Suspicion ate at me until the night her phone rang. She was sleeping beside me, breathing softly, her back turned. I picked up. A man’s voice said, “Hello, babe.”

My heart stopped. I asked quietly, “Why are you calling my wife ‘babe’?” He hung up immediately. That was the night I went through her phone. Every disabled man knows the internal battle you dread confirming what your heart already suspects. I opened her messages, and the truth slapped me until I felt my heart leaking from my chest.

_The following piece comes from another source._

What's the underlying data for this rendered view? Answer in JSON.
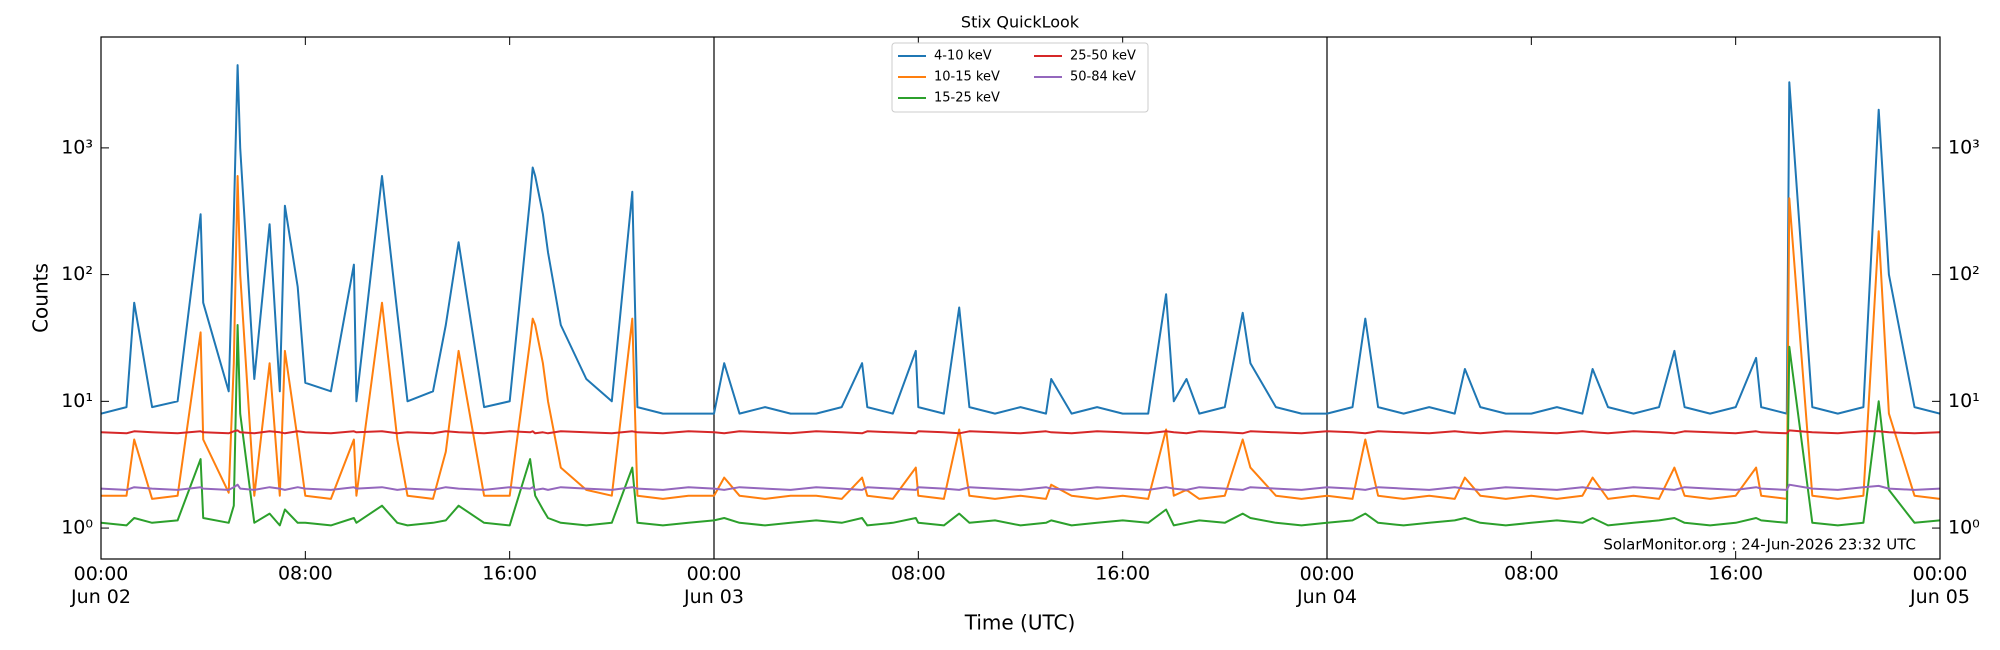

They had met that evening. She had kissed him. She told him she wished she could stay longer. My wife. The woman who held my crutches. The woman who wiped me when my hands were too weak to reach. She had been coming home late because she was with another man. A married man, for that matter.

My shoulders shook as I woke Diana. When she saw my swollen eyes and her phone in my hand, she knew. She didn’t deny it. She said she was sorry. She said she’d made a mistake. That loneliness and stress had clouded her judgment. She begged me not to leave her. And like a man who still believed love was enough, I forgave her.

We rebuilt from scratch. We never raised our voices. We never disrespected each other in front of the kids. We buried the cheating like a corpse and hoped it would decompose quietly. I believed we were healing. I believed we were moving forward.

Until one afternoon, Diana said, “It’s not working for me. I’m too tired. I need a rest.” I asked, “Rest from what?” She answered, “From this marriage. I don’t remember the last time I was happy.”

My crutch almost slipped. “Why? When did you become unhappy?” I asked. She said, “You won’t understand, even if I explain for days.” I thought it was a moment of depression, or a plea for me to try harder. But she was serious. She wanted a divorce, and she wanted it as soon as possible.

I called both families. Nothing changed. I took her to our pastor. For the first time, I mentioned the cheating. Diana flared up like fire touching petrol. When we got home, she snapped: “We agreed no one would ever hear about this. Why did you embarrass me?”

A week later, she packed her clothes, took our children, and left.

Now I am here alone, listening to the sound of my crutch tapping on an empty floor. I brought in a relative to help me move around, but she is not Diana. She is not the woman I built a life with. She is not the mother of my children, whose laughter once filled this house.

Every night, I cry on the inside. Not because I lost her, people leave all the time, but because I don’t understand why. How do you heal with someone, only for them to walk away as if healing was just the warm-up to a final heartbreak?

I am fighting the divorce because my heart is still stuck in the past. But every passing day shows me that Diana is already gone. Not just physically, but emotionally. Spiritually. Permanently.

I survived losing a leg, but losing her is the worse pain. My leg allowed me to walk, but Diana allowed me to live. And now I am standing here on one leg, with one heart, and neither of them feels enough anymore.